The selfie is very similar to the self-portrait, but has been integrated into culture in a way that does not ask the photographer to fully consider his/her actions. The selfie is still essentially a performance. if you look at all the selfies in the world, many of them follow similar rules and are taken for similar purposes. The selfie is a widely accepted form of communicating how one wants the world to imagine them. The selfie-taker is selecting instances in their life to show how they look, what they’re doing, how they’re feeling, etc. However genuine the selfie might feel, it is still a micro-event created for the camera. The selfie-taker is hyper aware of what they look like in the photograph, and very in control of the way they represent themselves in this mini performance. 

Cindy Sherman’s work is, I believe, very much self-portraiture, but hardly a selfie. The breadth of her work is not about herself. Her work, very post-modern in nature, has to do with the conveyance of ideas. In her portraits, she is using herself to present ideas on the the representation of women in media. The reason her audience can relate to her work is because she is essentially giving us female stereotypes, and by doing so, using connotations that we can all understand. Looking at any of her self-portraits, you get a sense of what’s going on (in her early film stills) or who that person is (in her later color work), but without context. With a little exaggeration, her work becomes relevant and converses with the visual language that is integrated in our culture that we often unaware of. 
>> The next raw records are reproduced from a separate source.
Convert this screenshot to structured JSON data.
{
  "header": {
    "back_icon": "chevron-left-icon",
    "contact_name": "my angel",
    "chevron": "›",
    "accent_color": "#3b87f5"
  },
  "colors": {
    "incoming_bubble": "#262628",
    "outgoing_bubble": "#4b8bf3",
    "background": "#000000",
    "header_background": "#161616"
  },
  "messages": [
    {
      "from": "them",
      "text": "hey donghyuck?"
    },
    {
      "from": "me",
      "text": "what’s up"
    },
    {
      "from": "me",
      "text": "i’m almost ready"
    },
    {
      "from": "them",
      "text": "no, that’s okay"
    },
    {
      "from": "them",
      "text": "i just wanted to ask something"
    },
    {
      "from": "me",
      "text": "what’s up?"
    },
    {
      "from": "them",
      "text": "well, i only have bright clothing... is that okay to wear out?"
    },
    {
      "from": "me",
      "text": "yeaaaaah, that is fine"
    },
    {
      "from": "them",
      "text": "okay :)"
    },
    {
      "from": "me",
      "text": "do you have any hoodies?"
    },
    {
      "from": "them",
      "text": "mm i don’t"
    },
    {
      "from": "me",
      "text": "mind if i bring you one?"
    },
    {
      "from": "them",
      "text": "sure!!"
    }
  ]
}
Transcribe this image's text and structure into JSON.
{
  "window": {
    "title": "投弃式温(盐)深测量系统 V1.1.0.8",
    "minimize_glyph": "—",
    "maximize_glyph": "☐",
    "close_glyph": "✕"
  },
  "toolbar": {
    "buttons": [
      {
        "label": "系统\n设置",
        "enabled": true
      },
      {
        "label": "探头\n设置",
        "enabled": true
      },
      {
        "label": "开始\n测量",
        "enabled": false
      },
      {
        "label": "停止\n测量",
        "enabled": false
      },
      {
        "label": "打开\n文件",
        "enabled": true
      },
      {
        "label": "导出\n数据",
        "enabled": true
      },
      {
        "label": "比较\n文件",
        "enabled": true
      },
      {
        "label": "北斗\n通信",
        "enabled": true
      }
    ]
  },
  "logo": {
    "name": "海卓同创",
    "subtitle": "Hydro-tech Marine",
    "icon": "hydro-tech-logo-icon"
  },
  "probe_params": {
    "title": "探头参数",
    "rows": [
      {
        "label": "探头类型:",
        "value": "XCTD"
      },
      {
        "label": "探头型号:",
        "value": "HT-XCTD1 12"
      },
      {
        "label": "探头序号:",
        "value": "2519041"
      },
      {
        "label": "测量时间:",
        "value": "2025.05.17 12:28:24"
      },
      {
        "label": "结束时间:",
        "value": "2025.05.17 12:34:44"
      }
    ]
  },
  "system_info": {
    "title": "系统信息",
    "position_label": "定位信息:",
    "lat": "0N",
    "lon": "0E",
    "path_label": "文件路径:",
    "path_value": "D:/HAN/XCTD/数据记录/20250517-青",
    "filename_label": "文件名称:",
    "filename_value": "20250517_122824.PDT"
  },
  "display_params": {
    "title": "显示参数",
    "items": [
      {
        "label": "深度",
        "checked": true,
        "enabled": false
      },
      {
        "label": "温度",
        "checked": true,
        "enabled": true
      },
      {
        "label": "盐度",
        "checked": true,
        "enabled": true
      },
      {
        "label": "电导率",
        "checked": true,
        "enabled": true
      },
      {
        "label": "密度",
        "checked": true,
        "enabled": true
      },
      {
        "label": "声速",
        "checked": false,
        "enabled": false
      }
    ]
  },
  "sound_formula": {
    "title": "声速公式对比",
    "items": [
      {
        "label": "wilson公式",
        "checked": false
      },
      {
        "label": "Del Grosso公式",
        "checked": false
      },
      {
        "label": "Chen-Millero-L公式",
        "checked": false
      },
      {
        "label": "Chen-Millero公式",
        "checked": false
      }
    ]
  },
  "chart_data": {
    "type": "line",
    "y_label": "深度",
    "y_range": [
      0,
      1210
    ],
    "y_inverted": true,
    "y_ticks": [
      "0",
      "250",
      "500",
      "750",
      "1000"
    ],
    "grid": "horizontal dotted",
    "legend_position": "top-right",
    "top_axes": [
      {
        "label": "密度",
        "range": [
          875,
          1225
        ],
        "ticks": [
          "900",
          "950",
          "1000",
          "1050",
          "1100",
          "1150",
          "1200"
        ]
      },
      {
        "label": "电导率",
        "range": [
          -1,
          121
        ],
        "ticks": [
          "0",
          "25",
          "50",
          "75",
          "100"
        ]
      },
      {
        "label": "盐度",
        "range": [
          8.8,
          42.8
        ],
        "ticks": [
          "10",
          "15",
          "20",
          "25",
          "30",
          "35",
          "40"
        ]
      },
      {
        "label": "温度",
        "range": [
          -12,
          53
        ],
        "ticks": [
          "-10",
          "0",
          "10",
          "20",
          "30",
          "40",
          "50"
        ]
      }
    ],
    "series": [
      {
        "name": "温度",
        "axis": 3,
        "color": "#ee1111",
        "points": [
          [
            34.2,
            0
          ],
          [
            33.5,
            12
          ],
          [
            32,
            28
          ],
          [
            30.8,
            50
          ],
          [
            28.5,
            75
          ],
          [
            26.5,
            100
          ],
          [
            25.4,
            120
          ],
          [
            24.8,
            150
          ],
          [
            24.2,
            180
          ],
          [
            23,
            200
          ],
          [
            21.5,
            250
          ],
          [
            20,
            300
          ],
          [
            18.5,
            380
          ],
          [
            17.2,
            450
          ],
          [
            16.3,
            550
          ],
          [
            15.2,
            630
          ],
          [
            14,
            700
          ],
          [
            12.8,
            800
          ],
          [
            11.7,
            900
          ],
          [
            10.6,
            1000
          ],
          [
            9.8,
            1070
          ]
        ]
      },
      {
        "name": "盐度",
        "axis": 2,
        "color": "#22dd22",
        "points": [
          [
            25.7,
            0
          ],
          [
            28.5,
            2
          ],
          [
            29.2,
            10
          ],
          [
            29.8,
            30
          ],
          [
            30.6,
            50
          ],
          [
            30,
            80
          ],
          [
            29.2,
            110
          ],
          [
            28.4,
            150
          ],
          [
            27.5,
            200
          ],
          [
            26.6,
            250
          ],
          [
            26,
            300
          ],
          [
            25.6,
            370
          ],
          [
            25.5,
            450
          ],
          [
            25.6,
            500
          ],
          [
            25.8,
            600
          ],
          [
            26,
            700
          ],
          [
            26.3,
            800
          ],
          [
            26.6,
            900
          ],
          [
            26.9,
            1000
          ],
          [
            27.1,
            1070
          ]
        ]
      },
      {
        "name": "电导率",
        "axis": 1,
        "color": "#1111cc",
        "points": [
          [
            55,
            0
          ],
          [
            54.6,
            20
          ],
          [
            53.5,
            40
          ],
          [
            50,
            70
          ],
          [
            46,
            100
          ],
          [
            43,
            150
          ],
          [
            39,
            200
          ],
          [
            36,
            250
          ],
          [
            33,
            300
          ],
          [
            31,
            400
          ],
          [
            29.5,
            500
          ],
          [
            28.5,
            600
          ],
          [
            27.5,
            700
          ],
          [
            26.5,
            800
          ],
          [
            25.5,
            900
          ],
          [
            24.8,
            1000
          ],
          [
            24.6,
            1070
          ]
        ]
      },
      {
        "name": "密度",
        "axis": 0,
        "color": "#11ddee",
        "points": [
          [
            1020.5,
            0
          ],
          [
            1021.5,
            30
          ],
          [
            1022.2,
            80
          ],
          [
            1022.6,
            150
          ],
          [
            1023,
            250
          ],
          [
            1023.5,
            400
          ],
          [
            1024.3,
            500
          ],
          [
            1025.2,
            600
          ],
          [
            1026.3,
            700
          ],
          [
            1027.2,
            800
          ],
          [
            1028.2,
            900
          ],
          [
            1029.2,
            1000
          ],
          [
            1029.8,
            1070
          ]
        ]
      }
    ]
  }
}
I think selfies have become a new form of communication and many have yet to realize that they are trying to create identities that aren’t necessarily real. Like Sherman, the selfie-taker observes current culture, picks and choses what they like about other selfies, and creates an image that can exist cohesively with selfie-culture. Is this new form of communication an adequate representation of the individuals in the photographs? Probably not, but is any form of representation?